The BIS consolidated international banking statistics provide a unique perspective on the exposures of national banking systems to particular countries and sectors. The statistics provide information on the total foreign exposures (ie foreign claims plus other exposures) of banks headquartered in a particular jurisdiction on a worldwide consolidated basis (ie including the exposures of consolidated foreign branches and subsidiaries and netting out inter-office positions). The BIS consolidated banking statistics offer a more useful measure of the total risk exposure of a banking system than do the BIS locational banking statistics, which are based on the residence (rather than on the nationality of ownership) of the reporting banking unit.

The BIS consolidated banking statistics are reported on both an ultimate risk and an immediate borrower basis. In the former case, the statistics are adjusted for net risk transfers between countries and sectors, while in the latter they are not. Chart A shows three examples of risk transfers that would generate differences between figures reported, respectively, on an ultimate risk and on an immediate borrower basis.

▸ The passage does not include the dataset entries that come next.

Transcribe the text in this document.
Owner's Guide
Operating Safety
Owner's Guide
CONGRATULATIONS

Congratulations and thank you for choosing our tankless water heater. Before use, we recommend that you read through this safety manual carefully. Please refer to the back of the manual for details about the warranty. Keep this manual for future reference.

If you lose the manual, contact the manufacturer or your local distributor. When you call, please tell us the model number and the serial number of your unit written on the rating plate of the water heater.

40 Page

Several important caveats should be kept in mind when analysing figures obtained from the BIS consolidated banking statistics. The first is that the statistics capture the foreign exposures of reporting banking systems to given countries, not the expected losses that those banking systems would suffer as a result of a large negative shock to their assets in those countries. For example, if the foreign exposures of banks headquartered in country X to country Y amounted to $60 billion and an event inflicted losses of 25% on all foreign-owned assets in country Y, banks from country X would sustain losses of $15 billion (not $60 billion). Furthermore, the BIS consolidated banking statistics focus exclusively on assets and provide no information on liabilities to the same debtor.

Second, in the BIS consolidated banking statistics, the holdings of various banking units are assigned to a given national jurisdiction according to the nationality of the highest-level banking affiliate in the chain of ownership, not according to the nationality of the ultimate parent. For example, the claims of a bank that is incorporated in country X and is owned by a non-bank financial company headquartered in country Y would be reported as a part of the claims of the banking sector of X (and not of Y). As a result, the set of banks that report to the BIS consolidated banking statistics as a part of the banking population of country X and the set of banks that are regulated and/or guaranteed by the government of country X do not necessarily overlap.

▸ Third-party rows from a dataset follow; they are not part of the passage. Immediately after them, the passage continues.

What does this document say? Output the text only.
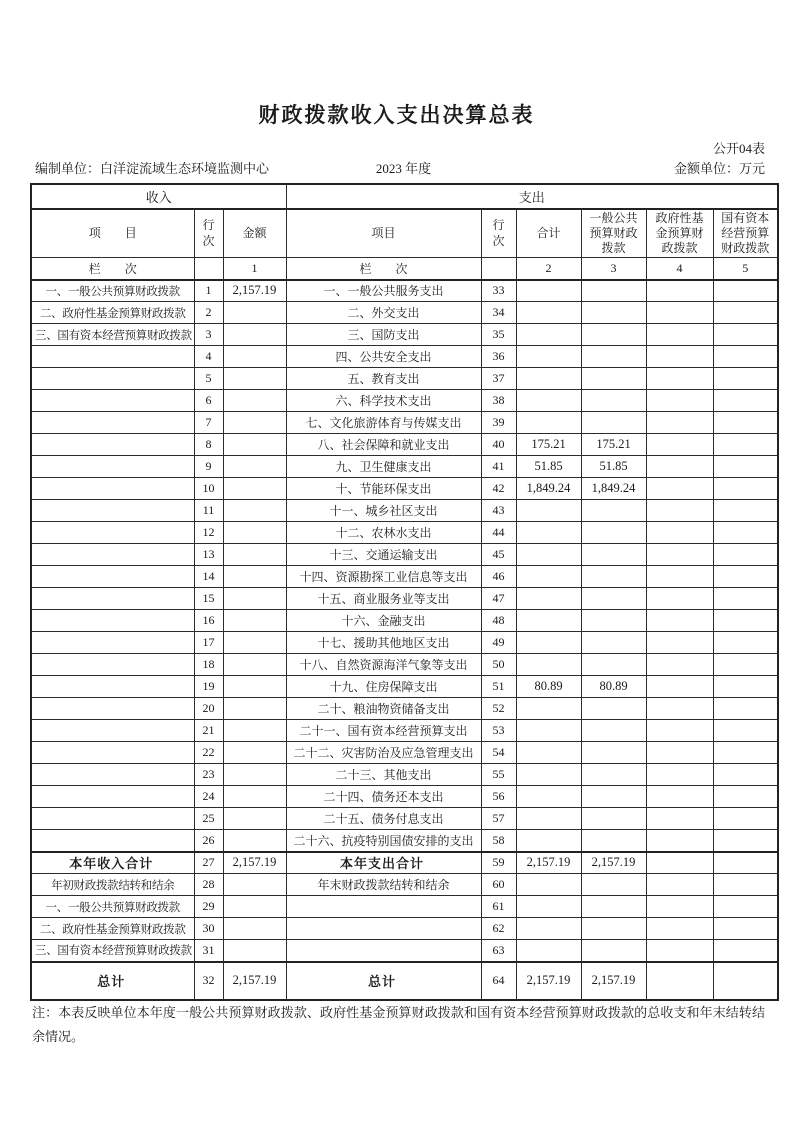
财政拨款收入支出决算总表
公开04表
编制单位：白洋淀流域生态环境监测中心	2023 年度	金额单位：万元
收入			支出					
项　　目	行次	金额	项目	行次	合计	一般公共预算财政拨款	政府性基金预算财政拨款	国有资本经营预算财政拨款
栏　　次		1	栏　　次		2	3	4	5
一、一般公共预算财政拨款	1	2,157.19	一、一般公共服务支出	33				
二、政府性基金预算财政拨款	2		二、外交支出	34				
三、国有资本经营预算财政拨款	3		三、国防支出	35				
	4		四、公共安全支出	36				
	5		五、教育支出	37				
	6		六、科学技术支出	38				
	7		七、文化旅游体育与传媒支出	39				
	8		八、社会保障和就业支出	40	175.21	175.21		
	9		九、卫生健康支出	41	51.85	51.85		
	10		十、节能环保支出	42	1,849.24	1,849.24		
	11		十一、城乡社区支出	43				
	12		十二、农林水支出	44				
	13		十三、交通运输支出	45				
	14		十四、资源勘探工业信息等支出	46				
	15		十五、商业服务业等支出	47				
	16		十六、金融支出	48				
	17		十七、援助其他地区支出	49				
	18		十八、自然资源海洋气象等支出	50				
	19		十九、住房保障支出	51	80.89	80.89		
	20		二十、粮油物资储备支出	52				
	21		二十一、国有资本经营预算支出	53				
	22		二十二、灾害防治及应急管理支出	54				
	23		二十三、其他支出	55				
	24		二十四、债务还本支出	56				
	25		二十五、债务付息支出	57				
	26		二十六、抗疫特别国债安排的支出	58				
本年收入合计	27	2,157.19	本年支出合计	59	2,157.19	2,157.19		
年初财政拨款结转和结余	28		年末财政拨款结转和结余	60				
一、一般公共预算财政拨款	29			61				
二、政府性基金预算财政拨款	30			62				
三、国有资本经营预算财政拨款	31			63				
总计	32	2,157.19	总计	64	2,157.19	2,157.19		
注：本表反映单位本年度一般公共预算财政拨款、政府性基金预算财政拨款和国有资本经营预算财政拨款的总收支和年末结转结余情况。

Third, the BIS consolidated banking statistics do not include a currency breakdown. Furthermore, no information is available on which claims are marked to market and which are held to maturity. As a result, it is difficult to interpret changes in the stocks of foreign claims because it is impossible to know exactly how much of a given change was caused by currency fluctuations, how much of it occurred as a result of adjustments in the mark to market values of claims and how much was due to banks actively changing the quantities of these claims that they own (ie buying and selling claims). The most that can be done in that dimension is to obtain estimates of exchange rate-adjusted changes in foreign claims based on assumptions about their currency composition.

While the BIS consolidated banking statistics are very useful in answering certain questions, they cannot be used to address all issues related to a given topic. For example, the BIS consolidated banking statistics can be used to answer a question such as:
What are the exposures of banks headquartered in country X to country Y?

However, they cannot be used to answer a question such as:
How much would banks headquartered in country X lose in the event of a sovereign restructuring in country Y?

Similarly, the BIS consolidated banking statistics can be used to answer a question such as:
What are the overall foreign exposures of banks headquartered in country X?

However, they cannot be used to answer a question such as:
What are the overall foreign exposures of banks that have an explicit (or an implicit) guarantee by the government of country X?

The BIS consolidated banking statistics can also be used to answer a question such as:
What were the foreign claims of banks headquartered in country X on country Y at a given point in time?

However, they cannot be used to answer a question such as:
How much of the change in foreign claims of banks headquartered in country X on country Y during a given period was due to banks actively changing the quantities of these claims that they own and how much was caused by fluctuations in the market values of the claims?